Trump advisers, seeking anonymity in order to tell the truth, tell The New York Times that they hope Trump will change debate strategy for Round 2. They’re advising him to actually practice this time.

 

Half-wrong

Everyone got some of the details wrong on stop and frisk, but Lester Holt may have been the most wrong. Via New York magazine.

 

Trade-off

The one area where Trump owned Clinton in the debate was on trade. Not because Trump really knows anything about it, but because, in today’s political world, Clinton has no way to defend her defense of NAFTA or her flip-flop on TPP. Via The New Republic.

 

Trump’s weighty problem

So Trump has a problem with “fat” people, particularly if they’re “fat” women even though his own weight – according to his very thin medical report – puts him at five pounds shy of being considered “obese.” Via The Washington Post.

 

Erasing Republican conservatism

In one column, George Will calls Donald Trump a demagogue, piratical, mendacious and a lot of other big, nasty words.
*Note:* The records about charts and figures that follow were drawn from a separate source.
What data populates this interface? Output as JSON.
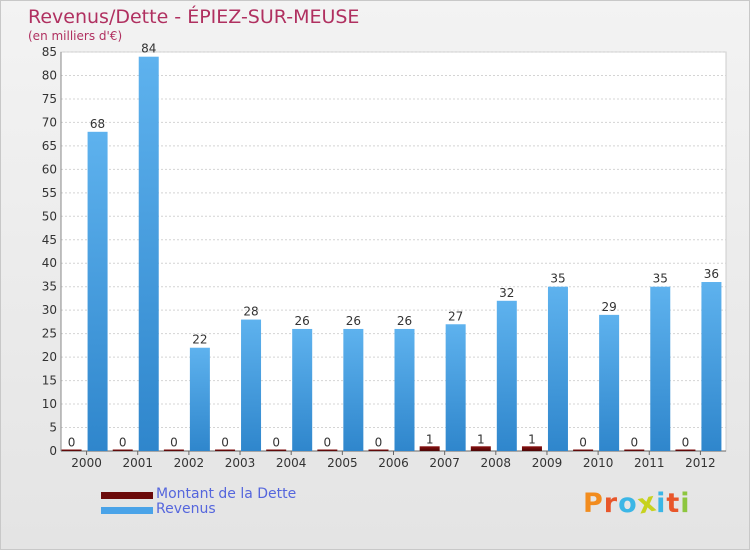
{
  "chart_data": {
    "type": "bar",
    "title": "Revenus/Dette - ÉPIEZ-SUR-MEUSE",
    "subtitle": "(en milliers d'€)",
    "categories": [
      "2000",
      "2001",
      "2002",
      "2003",
      "2004",
      "2005",
      "2006",
      "2007",
      "2008",
      "2009",
      "2010",
      "2011",
      "2012"
    ],
    "series": [
      {
        "name": "Montant de la Dette",
        "color": "#6b0a0a",
        "values": [
          0,
          0,
          0,
          0,
          0,
          0,
          0,
          1,
          1,
          1,
          0,
          0,
          0
        ]
      },
      {
        "name": "Revenus",
        "color": "#4aa3e8",
        "values": [
          68,
          84,
          22,
          28,
          26,
          26,
          26,
          27,
          32,
          35,
          29,
          35,
          36
        ]
      }
    ],
    "ylim": [
      0,
      85
    ],
    "yticks": [
      0,
      5,
      10,
      15,
      20,
      25,
      30,
      35,
      40,
      45,
      50,
      55,
      60,
      65,
      70,
      75,
      80,
      85
    ],
    "grid": true,
    "legend": "bottom-left"
  },
  "logo": {
    "text": "Proxiti",
    "letters": [
      {
        "ch": "P",
        "color": "#f28c1e"
      },
      {
        "ch": "r",
        "color": "#e8562a"
      },
      {
        "ch": "o",
        "color": "#3bb6e6"
      },
      {
        "ch": "x",
        "color": "#c7d21f"
      },
      {
        "ch": "i",
        "color": "#3bb6e6"
      },
      {
        "ch": "t",
        "color": "#e8562a"
      },
      {
        "ch": "i",
        "color": "#8dc63f"
      }
    ]
  }
}
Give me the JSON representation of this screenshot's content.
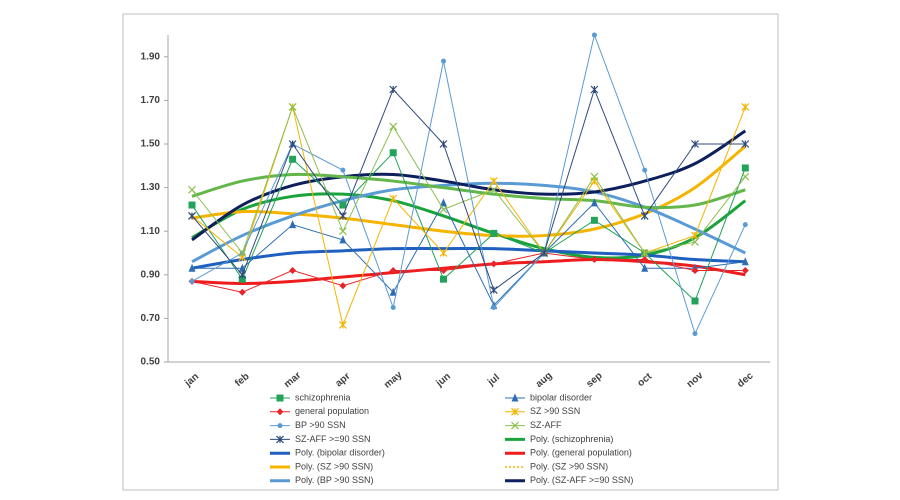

But the hardest shot is this: Will likens Trump to – who else? – Spain’s King Ferdinand VII, who, upon regaining the throne in 1813, apparently promised to end “the disastrous mania of thinking.” Trump, Will concludes, is America’s Ferdinand. Via The Washington Post

 

Yet another Aleppo moment

Remember when Gary Johnson didn’t know what Aleppo was? This time, at an MSNBC town hall, Johnson – saying he was having an Aleppo moment – was unable to name a foreign leader. Via The Los Angeles Times

 

Compromise over Flint

Who says this Congress doesn’t do anything? Just before adjourning until after the election, the Senate and the House reached an agreement to avoid a government shutdown over Flint’s water contamination. Via Vox.

 

Best of Enemies

The day TV debates turned into spectacle had nothing to do with politicians. It was Gore Vidal vs. William F. Buckley working the 1968 national conventions for ABC-TV that changed both TV and politics. The Atlantic is offering up a link to excerpts from the PBS documentary “Best of Enemies,” which premieres next Monday, Oct. 3.